The decrypted message $M=g(C)$ is the remainder when $318^{1171}$ is divided by $1363$ . A “divide and conquer” approach can be used.

$\displaystyle \begin{aligned} 318^{1171}&\equiv (318^2)^{585} \cdot 318 \ (\text{mod} \ 1363) \\&\text{ } \\&\equiv 262^{585} \cdot 318 \equiv (262^2)^{292} \cdot 262 \cdot 318 \\&\text{ } \\& \equiv 494^{292} \cdot 262 \cdot 318 \\&\text{ } \\&\equiv 494^{292} \cdot 173 \equiv (494^2)^{146} \cdot 173 \\&\text{ } \\& \equiv 59^{146} \cdot 173 \equiv (59^2)^{73} \cdot 173 \\&\text{ } \\& \equiv 755^{73} \cdot 173 \equiv (755^2)^{36} \cdot 755 \cdot 173 \\&\text{ } \\& \equiv 291^{36} \cdot 755 \cdot 173 \\&\text{ } \\&\equiv 291^{36} \cdot 1130 \equiv (291^2)^{18} \cdot 1130 \\&\text{ } \\& \equiv 175^{18} \cdot 1130 \equiv (175^2)^{9} \cdot 1130 \\&\text{ } \\& \equiv 639^{9} \cdot 1130 \equiv (639^2)^{4} \cdot 639 \cdot 1130 \\&\text{ } \\& \equiv 784^{4} \cdot 639 \cdot 1130 \\&\text{ } \\&\equiv 784^{4} \cdot 1043 \equiv (784^2)^{2} \cdot 1043 \\&\text{ } \\& \equiv 1306^{2} \cdot 1043 \\&\text{ } \\&\equiv 523 \cdot 1043 \\&\text{ } \\&\equiv 289 \ (\text{mod} \ 1363) \end{aligned}$

We just illustrates how Andy decrypts Becky’s message of $C=318$ to find the original message of $M=289$ . The calculation is tedious if done manually but is simple for a computer.
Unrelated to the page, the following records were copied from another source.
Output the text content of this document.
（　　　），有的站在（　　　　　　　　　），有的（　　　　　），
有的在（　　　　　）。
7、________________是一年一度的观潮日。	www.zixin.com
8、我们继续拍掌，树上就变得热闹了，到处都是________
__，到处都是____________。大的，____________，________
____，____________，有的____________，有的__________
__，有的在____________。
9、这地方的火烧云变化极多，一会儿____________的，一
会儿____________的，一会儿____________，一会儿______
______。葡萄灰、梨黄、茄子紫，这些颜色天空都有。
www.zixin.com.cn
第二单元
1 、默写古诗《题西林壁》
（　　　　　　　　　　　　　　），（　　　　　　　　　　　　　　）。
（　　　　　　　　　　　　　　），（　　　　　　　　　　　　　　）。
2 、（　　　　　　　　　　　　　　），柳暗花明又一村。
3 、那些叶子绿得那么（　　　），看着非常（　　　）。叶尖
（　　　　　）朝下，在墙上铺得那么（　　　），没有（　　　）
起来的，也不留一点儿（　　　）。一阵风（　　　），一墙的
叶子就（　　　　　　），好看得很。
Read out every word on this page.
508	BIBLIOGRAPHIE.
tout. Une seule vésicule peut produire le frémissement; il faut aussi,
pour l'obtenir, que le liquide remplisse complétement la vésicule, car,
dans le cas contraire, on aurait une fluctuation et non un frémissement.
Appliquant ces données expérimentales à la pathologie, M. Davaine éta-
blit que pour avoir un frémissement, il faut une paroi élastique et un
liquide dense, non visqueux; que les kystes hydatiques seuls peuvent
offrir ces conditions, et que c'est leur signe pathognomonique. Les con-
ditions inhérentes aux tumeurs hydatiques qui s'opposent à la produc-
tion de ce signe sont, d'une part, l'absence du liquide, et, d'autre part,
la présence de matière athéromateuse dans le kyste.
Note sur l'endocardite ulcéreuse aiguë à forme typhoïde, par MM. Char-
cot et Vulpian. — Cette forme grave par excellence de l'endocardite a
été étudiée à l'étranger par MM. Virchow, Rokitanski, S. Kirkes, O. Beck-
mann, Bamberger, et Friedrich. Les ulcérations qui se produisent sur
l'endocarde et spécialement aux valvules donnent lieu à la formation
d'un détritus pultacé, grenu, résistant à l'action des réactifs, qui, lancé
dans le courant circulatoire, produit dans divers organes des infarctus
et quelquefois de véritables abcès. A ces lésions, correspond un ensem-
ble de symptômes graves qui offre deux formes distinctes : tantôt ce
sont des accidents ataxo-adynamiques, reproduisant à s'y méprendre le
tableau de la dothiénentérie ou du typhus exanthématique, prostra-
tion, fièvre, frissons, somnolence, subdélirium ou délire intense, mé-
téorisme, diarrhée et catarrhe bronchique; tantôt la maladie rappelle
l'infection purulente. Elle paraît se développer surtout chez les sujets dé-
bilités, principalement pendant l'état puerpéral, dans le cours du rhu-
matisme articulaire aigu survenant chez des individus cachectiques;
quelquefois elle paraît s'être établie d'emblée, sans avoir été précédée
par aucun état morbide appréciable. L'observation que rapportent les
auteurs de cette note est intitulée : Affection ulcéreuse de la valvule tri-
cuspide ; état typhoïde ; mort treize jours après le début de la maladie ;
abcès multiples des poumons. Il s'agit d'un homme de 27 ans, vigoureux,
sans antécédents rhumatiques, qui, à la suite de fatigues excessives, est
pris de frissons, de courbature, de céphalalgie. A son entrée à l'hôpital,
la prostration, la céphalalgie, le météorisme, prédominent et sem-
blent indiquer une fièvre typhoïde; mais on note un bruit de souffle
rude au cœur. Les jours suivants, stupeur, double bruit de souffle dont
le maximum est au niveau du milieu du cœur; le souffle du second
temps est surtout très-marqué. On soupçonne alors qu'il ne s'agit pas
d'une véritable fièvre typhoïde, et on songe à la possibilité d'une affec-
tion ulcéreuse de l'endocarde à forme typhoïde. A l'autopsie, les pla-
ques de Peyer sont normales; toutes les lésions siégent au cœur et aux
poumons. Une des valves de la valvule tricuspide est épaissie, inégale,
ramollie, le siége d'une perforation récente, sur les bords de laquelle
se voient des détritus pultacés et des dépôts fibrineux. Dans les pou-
___________________________________________________________________________________________________________________

Summary

We summarize the main steps in the above example.

______________________________________________________
Step 1 – Generating the Public Key and Private Key

Choose two prime numbers $p$ and $q$ . Then calculate the following numbers:

$N=p \times q$

$(p-1) \times (q-1)$

Choose an integer $e$ with $1<e<N$ such that $e$ and $(p-1) \times (q-1)$ are relatively prime (meaning the only common divisor is 1).

The public key consists of $N$ and $e$ , which Andy passes to Becky. Becky will use the public key to encrypt any message that she wishes to send to Andy. The number $e$ is the encryption key.

Andy can also make the public key known to any one from whom Andy wishes to receive message.

The private key is the number $d$ such that:

$e \cdot d \equiv 1 \ (\text{mod } (p-1) \cdot (q-1))$

The number $d$ is the decryption key and will be used to decrypt any message that will come from Becky. So Andy needs to keep $d$ private and secure.

______________________________________________________
Step 2 – Encrypting a Message using the Public Key

The following is the encryption function – the function that generates the encrypted message $C$ .

$f(M) \equiv M^e \ (\text{mod } N)$

The encrypted message that Becky will send to Andy is $C=f(M)$ .

______________________________________________________
Step 3 – Decrypting the Message Receiving from Becky

Andy receives the encrypted message $C$ . To decrypt $C$ , the private key $d$ that is calculated in Step 1 above is used. The following is the decryption function – the function that generates the decrypted message $M$ .

$g(C) \equiv C^d \ (\text{mod } N)$

The original message sent from Becky is $M=g(C)$ .

Note that $M=g(f(M))$ . Thus the function $f$ is the inverse function of $g$ (and vice versa). This fact can be established by using Fermat’s Little Theorem (see the post Fermat’s Little Theorem and RSA Algorithm).